Apple generally does not follow a dot-commy "build it, then find a revenue stream" kind of strategy. Some parts of iCloud, like the music locker, will carry a price tag. The question will be which parts, and whether MobileMe will continue as a separate paid service (as it exists today), or be folded into iCloud. My guess is that the parts of MobileMe related to storage and syncing, such as iDisk, will be folded into iCloud, while the email service and stuff related to publishing and sharing content (photos, iWeb sites) will stick around for a while under the MobileMe banner. But I also think Apple has no illusions about being able to compete with Google, Yahoo, or Facebook: this new MobileMe will need to be either free, or essentially deprecated in favor of third-party services.
Speaking of which, another thing iCloud could provide: social networks as a system-level service. In iOS 4, developers can embed the system's email or SMS-sending functions into their apps very easily. Imagine if your iCloud account on Apple's servers could be hooked into your Facebook and Twitter accounts, and instead of logging in and authorizing every app that wants to post a tweet or photo individually you could just use a social update-posting controller built into the core OS.
Even if that's way too crazy an idea, it seems natural for Apple to add Facebook, Twitter and Flickr photo sharing to the Photos app.

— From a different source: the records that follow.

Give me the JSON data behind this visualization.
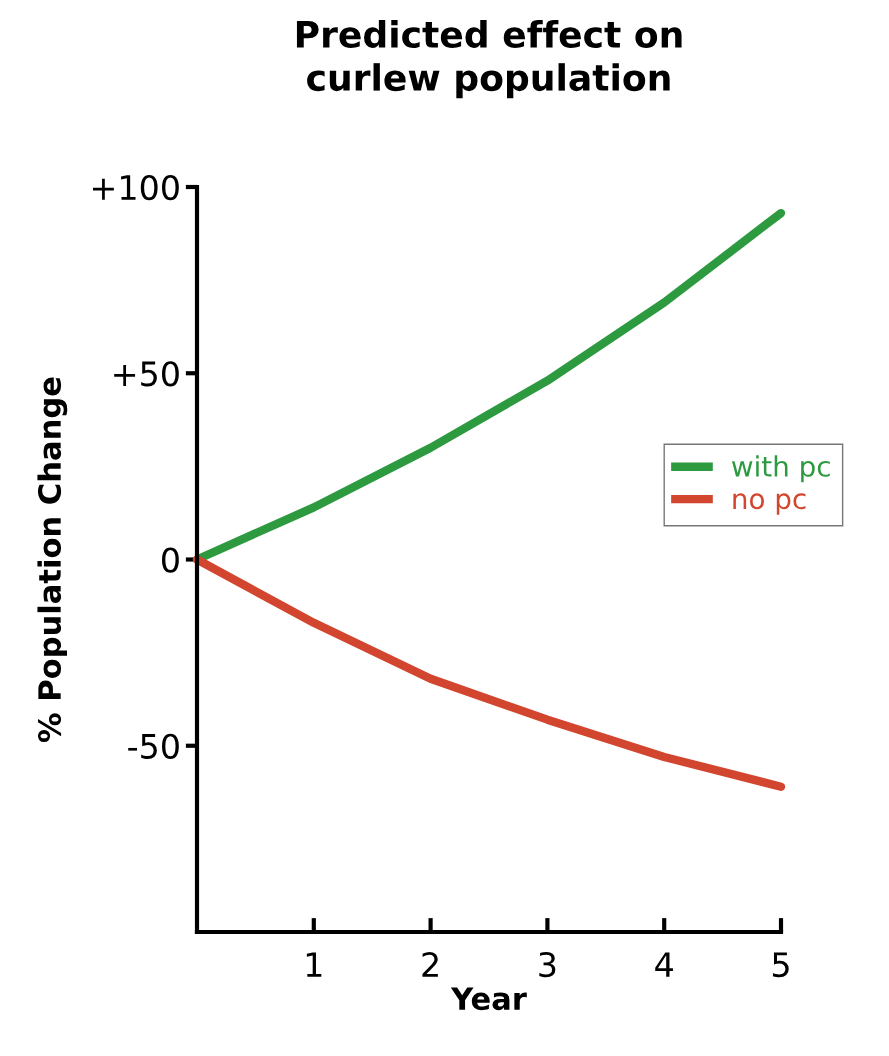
{
  "chart_data": {
    "type": "line",
    "title": "Predicted effect on\ncurlew population",
    "xlabel": "Year",
    "ylabel": "% Population Change",
    "x": [
      0,
      1,
      2,
      3,
      4,
      5
    ],
    "series": [
      {
        "name": "with pc",
        "color": "#2e9a40",
        "values": [
          0,
          14,
          30,
          48,
          69,
          93
        ]
      },
      {
        "name": "no pc",
        "color": "#d2452e",
        "values": [
          0,
          -17,
          -32,
          -43,
          -53,
          -61
        ]
      }
    ],
    "xlim": [
      0,
      5
    ],
    "xticks": [
      1,
      2,
      3,
      4,
      5
    ],
    "ylim": [
      -100,
      100
    ],
    "yticks": [
      {
        "value": 100,
        "label": "+100"
      },
      {
        "value": 50,
        "label": "+50"
      },
      0,
      -50
    ],
    "legend": "right",
    "grid": false,
    "marker": "none",
    "line_style": "solid"
  }
}
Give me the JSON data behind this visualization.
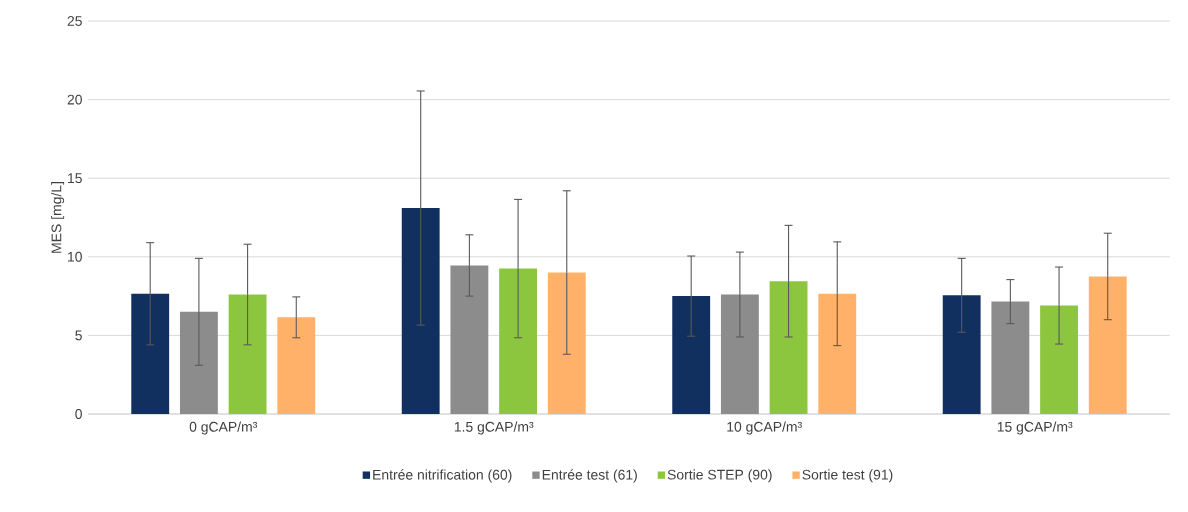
{
  "chart_data": {
    "type": "bar",
    "ylabel": "MES [mg/L]",
    "categories": [
      "0 gCAP/m³",
      "1.5 gCAP/m³",
      "10 gCAP/m³",
      "15 gCAP/m³"
    ],
    "series": [
      {
        "name": "Entrée nitrification (60)",
        "color": "#12305f",
        "values": [
          7.65,
          13.1,
          7.5,
          7.55
        ],
        "errors": [
          3.25,
          7.45,
          2.55,
          2.35
        ]
      },
      {
        "name": "Entrée test (61)",
        "color": "#8c8c8c",
        "values": [
          6.5,
          9.45,
          7.6,
          7.15
        ],
        "errors": [
          3.4,
          1.95,
          2.7,
          1.4
        ]
      },
      {
        "name": "Sortie STEP (90)",
        "color": "#8cc63f",
        "values": [
          7.6,
          9.25,
          8.45,
          6.9
        ],
        "errors": [
          3.2,
          4.4,
          3.55,
          2.45
        ]
      },
      {
        "name": "Sortie test (91)",
        "color": "#ffb169",
        "values": [
          6.15,
          9.0,
          7.65,
          8.75
        ],
        "errors": [
          1.3,
          5.2,
          3.3,
          2.75
        ]
      }
    ],
    "ylim": [
      0,
      25
    ],
    "yticks": [
      0,
      5,
      10,
      15,
      20,
      25
    ],
    "grid": "y",
    "legend": "bottom"
  }
}
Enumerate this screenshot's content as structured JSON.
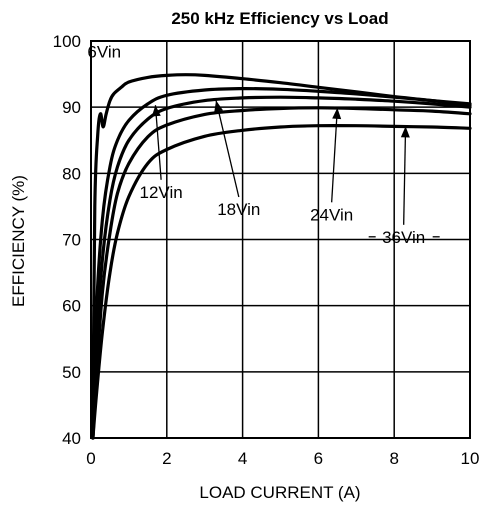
{
  "chart_data": {
    "type": "line",
    "title": "250 kHz Efficiency vs Load",
    "xlabel": "LOAD CURRENT (A)",
    "ylabel": "EFFICIENCY (%)",
    "xlim": [
      0,
      10
    ],
    "ylim": [
      40,
      100
    ],
    "x_ticks": [
      "0",
      "2",
      "4",
      "6",
      "8",
      "10"
    ],
    "y_ticks": [
      "40",
      "50",
      "60",
      "70",
      "80",
      "90",
      "100"
    ],
    "grid": true,
    "series": [
      {
        "name": "6Vin",
        "x": [
          0.05,
          0.1,
          0.18,
          0.25,
          0.32,
          0.4,
          0.5,
          0.6,
          0.8,
          1.0,
          1.5,
          2.0,
          2.5,
          3.0,
          4.0,
          5.0,
          6.0,
          7.0,
          8.0,
          9.0,
          10.0
        ],
        "y": [
          40,
          75,
          86,
          89,
          87,
          89,
          91,
          92,
          93,
          93.8,
          94.5,
          94.8,
          94.9,
          94.8,
          94.3,
          93.7,
          93.0,
          92.3,
          91.6,
          91.0,
          90.3
        ]
      },
      {
        "name": "12Vin",
        "x": [
          0.05,
          0.15,
          0.3,
          0.5,
          0.7,
          1.0,
          1.5,
          2.0,
          3.0,
          4.0,
          5.0,
          6.0,
          7.0,
          8.0,
          9.0,
          10.0
        ],
        "y": [
          40,
          60,
          73,
          81,
          85,
          88,
          90.5,
          91.8,
          92.6,
          92.8,
          92.7,
          92.4,
          92.0,
          91.5,
          91.0,
          90.5
        ]
      },
      {
        "name": "18Vin",
        "x": [
          0.05,
          0.15,
          0.3,
          0.5,
          0.7,
          1.0,
          1.5,
          2.0,
          3.0,
          4.0,
          5.0,
          6.0,
          7.0,
          8.0,
          9.0,
          10.0
        ],
        "y": [
          40,
          55,
          67,
          76,
          81,
          85,
          88.2,
          89.8,
          91.0,
          91.4,
          91.5,
          91.4,
          91.2,
          90.9,
          90.5,
          90.0
        ]
      },
      {
        "name": "24Vin",
        "x": [
          0.05,
          0.15,
          0.3,
          0.5,
          0.7,
          1.0,
          1.5,
          2.0,
          3.0,
          4.0,
          5.0,
          6.0,
          7.0,
          8.0,
          9.0,
          10.0
        ],
        "y": [
          40,
          50,
          62,
          71,
          77,
          81.5,
          85.5,
          87.3,
          88.9,
          89.5,
          89.8,
          89.9,
          89.8,
          89.6,
          89.4,
          89.0
        ]
      },
      {
        "name": "36Vin",
        "x": [
          0.05,
          0.15,
          0.3,
          0.5,
          0.7,
          1.0,
          1.5,
          2.0,
          3.0,
          4.0,
          5.0,
          6.0,
          7.0,
          8.0,
          9.0,
          10.0
        ],
        "y": [
          40,
          47,
          56,
          65,
          71,
          76.5,
          81.5,
          83.6,
          85.6,
          86.5,
          87.0,
          87.2,
          87.2,
          87.1,
          87.0,
          86.8
        ]
      }
    ],
    "annotations": [
      {
        "text": "6Vin",
        "x": 0.35,
        "y": 97.5,
        "arrow": false
      },
      {
        "text": "12Vin",
        "x": 1.85,
        "y": 76.3,
        "arrow": true,
        "arrow_to": [
          1.7,
          90.3
        ]
      },
      {
        "text": "18Vin",
        "x": 3.9,
        "y": 73.7,
        "arrow": true,
        "arrow_to": [
          3.3,
          91.0
        ]
      },
      {
        "text": "24Vin",
        "x": 6.35,
        "y": 72.9,
        "arrow": true,
        "arrow_to": [
          6.5,
          89.9
        ]
      },
      {
        "text": "36Vin",
        "x": 8.25,
        "y": 69.5,
        "arrow": true,
        "arrow_to": [
          8.3,
          87.1
        ]
      }
    ]
  }
}
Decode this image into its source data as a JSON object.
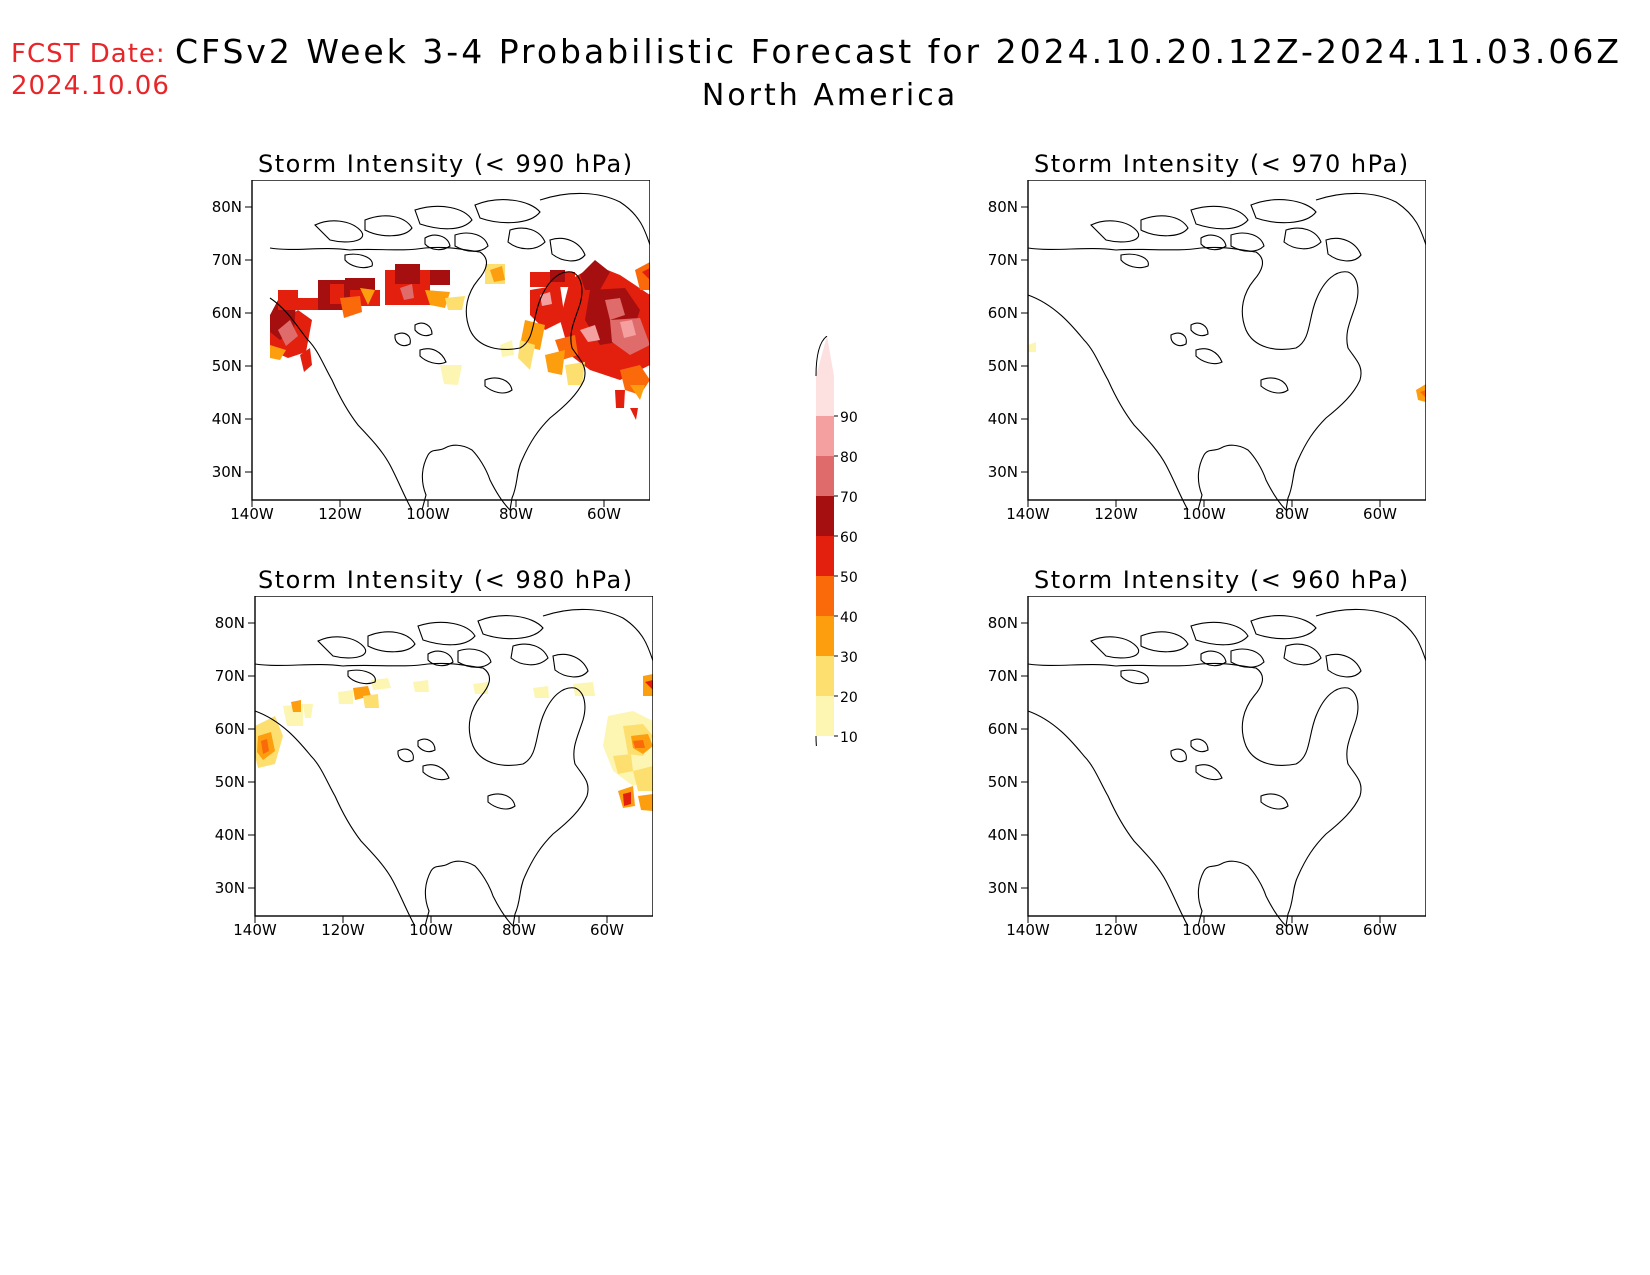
{
  "header": {
    "fcst_label": "FCST Date:",
    "fcst_date": "2024.10.06",
    "title": "CFSv2 Week 3-4 Probabilistic Forecast for 2024.10.20.12Z-2024.11.03.06Z",
    "region": "North America"
  },
  "panels": [
    {
      "title": "Storm Intensity (< 990 hPa)"
    },
    {
      "title": "Storm Intensity (< 970 hPa)"
    },
    {
      "title": "Storm Intensity (< 980 hPa)"
    },
    {
      "title": "Storm Intensity (< 960 hPa)"
    }
  ],
  "axes": {
    "lat_labels": [
      "80N",
      "70N",
      "60N",
      "50N",
      "40N",
      "30N"
    ],
    "lon_labels": [
      "140W",
      "120W",
      "100W",
      "80W",
      "60W"
    ]
  },
  "colorbar": {
    "levels": [
      "90",
      "80",
      "70",
      "60",
      "50",
      "40",
      "30",
      "20",
      "10"
    ],
    "colors": [
      "#fde0e0",
      "#f4a0a0",
      "#e06b6b",
      "#a50f0f",
      "#e3200e",
      "#fb6a0a",
      "#fd9e0e",
      "#fddf70",
      "#fdf6b2"
    ]
  }
}
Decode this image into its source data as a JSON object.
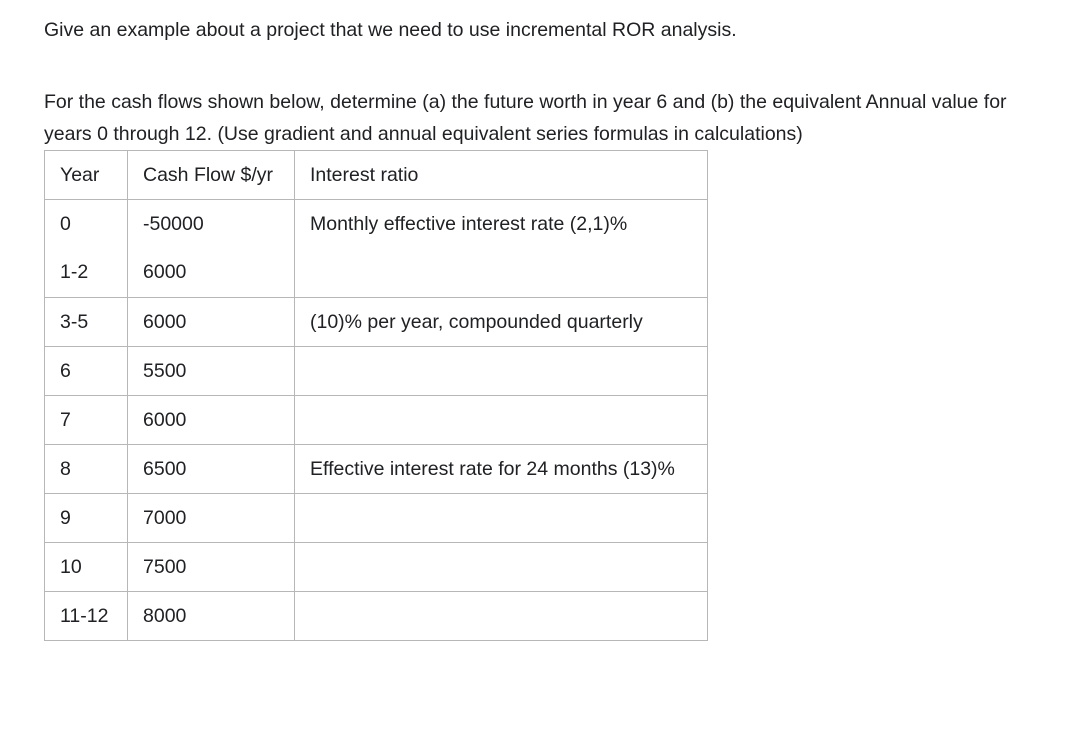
{
  "page": {
    "question_text": "Give an example about a project that we need to use incremental ROR analysis.",
    "instruction_lines": [
      "For the cash flows shown below, determine (a) the future worth in year 6 and (b) the equivalent Annual value for",
      "years 0 through 12. (Use gradient and annual equivalent series formulas in calculations)"
    ]
  },
  "colors": {
    "text": "#202124",
    "table_border": "#b7b7b7",
    "background": "#ffffff"
  },
  "table": {
    "columns": [
      "Year",
      "Cash Flow $/yr",
      "Interest ratio"
    ],
    "rows": [
      {
        "year_lines": [
          "0",
          "1-2"
        ],
        "cash_lines": [
          "-50000",
          "6000"
        ],
        "interest": "Monthly effective interest rate (2,1)%"
      },
      {
        "year_lines": [
          "3-5"
        ],
        "cash_lines": [
          "6000"
        ],
        "interest": "(10)% per year, compounded quarterly"
      },
      {
        "year_lines": [
          "6"
        ],
        "cash_lines": [
          "5500"
        ],
        "interest": ""
      },
      {
        "year_lines": [
          "7"
        ],
        "cash_lines": [
          "6000"
        ],
        "interest": ""
      },
      {
        "year_lines": [
          "8"
        ],
        "cash_lines": [
          "6500"
        ],
        "interest": "Effective interest rate for 24 months (13)%"
      },
      {
        "year_lines": [
          "9"
        ],
        "cash_lines": [
          "7000"
        ],
        "interest": ""
      },
      {
        "year_lines": [
          "10"
        ],
        "cash_lines": [
          "7500"
        ],
        "interest": ""
      },
      {
        "year_lines": [
          "11-12"
        ],
        "cash_lines": [
          "8000"
        ],
        "interest": ""
      }
    ]
  }
}
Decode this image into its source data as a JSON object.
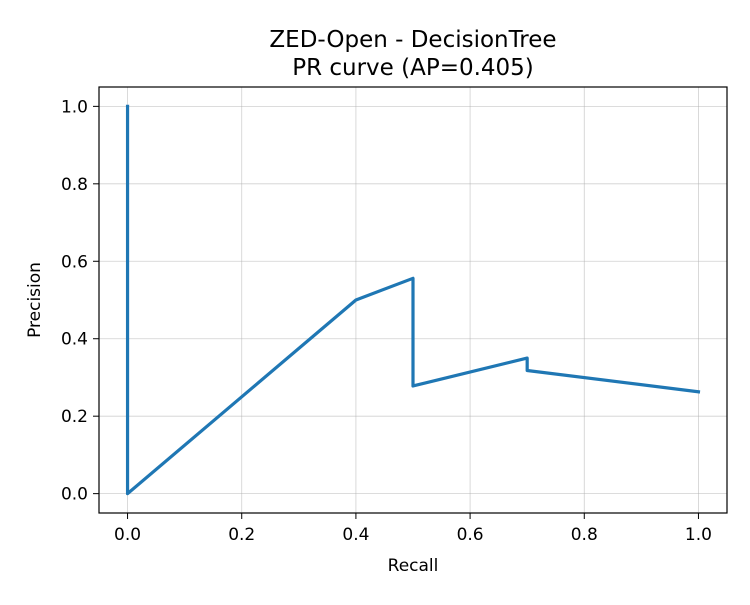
{
  "chart_data": {
    "type": "line",
    "title": "ZED-Open - DecisionTree",
    "subtitle": "PR curve (AP=0.405)",
    "xlabel": "Recall",
    "ylabel": "Precision",
    "xlim": [
      -0.05,
      1.05
    ],
    "ylim": [
      -0.05,
      1.05
    ],
    "xticks": [
      "0.0",
      "0.2",
      "0.4",
      "0.6",
      "0.8",
      "1.0"
    ],
    "yticks": [
      "0.0",
      "0.2",
      "0.4",
      "0.6",
      "0.8",
      "1.0"
    ],
    "grid": true,
    "series": [
      {
        "color": "#1f77b4",
        "x": [
          0.0,
          0.0,
          0.4,
          0.5,
          0.5,
          0.7,
          0.7,
          1.0
        ],
        "y": [
          1.0,
          0.0,
          0.5,
          0.556,
          0.278,
          0.35,
          0.318,
          0.263
        ]
      }
    ]
  }
}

Next, I expect Apple will fucking finally have a new way of dealing with notifications on iOS. Michael Lopp wrote eloquently over the weekend on why notifications matter and how iOS's current handling of them falls short. But if you own an iPhone you already know, because you've probably had to stand there punching one 'OK' or 'Dismiss' button after another, going through every notification you've received in the last few minutes. Or you've had the opposite experience, where you miss a notification without realizing it because iOS offers no way to review more than a couple of missed alerts at a time. I have no opinion or expectation for how Apple will fix this, only that it's time for it to get fixed.
As for things not covered above, I have no strong opinions. There will be cool new stuff, we'll all get excited, some of us will be upset or feel like Apple is doing it wrong, and all of it will ship when it's ready to ship. Lion will be shown off, perhaps in even more detail than when it was announced back in November, and I'm sure some iCloud goodness will have been sprinkled on in the interim. I believe the rumor about new, iCloud-connected AirPort/Time Capsule routers, and I'm curious to hear what they do and how they work. Not that this needs covering at a big developer event, but I'm really hoping they announce iBooks for Mac, to ship alongside Lion. There are some books coming out I'd love to read on a nice, big screen. An update to iWork for Mac — with autosaving and full-screen niceness — would be great, but that's probably out of scope for today's keynote.
When I was in high school in 1996, most of my relationship with my first girlfriend was conducted over AIM, which was a lot weirder then than it is now. We had dial-up modems and it felt like checking email more than once a day was excessive. Today's high-schoolers (and middle-schoolers, and some even younger than that) rely on networked communication in ways that folks like me could never have predicted. This is possible today because everyone has a little computer in their pocket, powered by software interfaces easy enough for anyone to use. The future of interaction is being developed today, in increments, and whatever Apple shows off today will be part of that. If today's announcements do include a comprehensive platform for hooking iOS devices up to the cloud, it'll be a pretty big part.
Time to get excited and make things.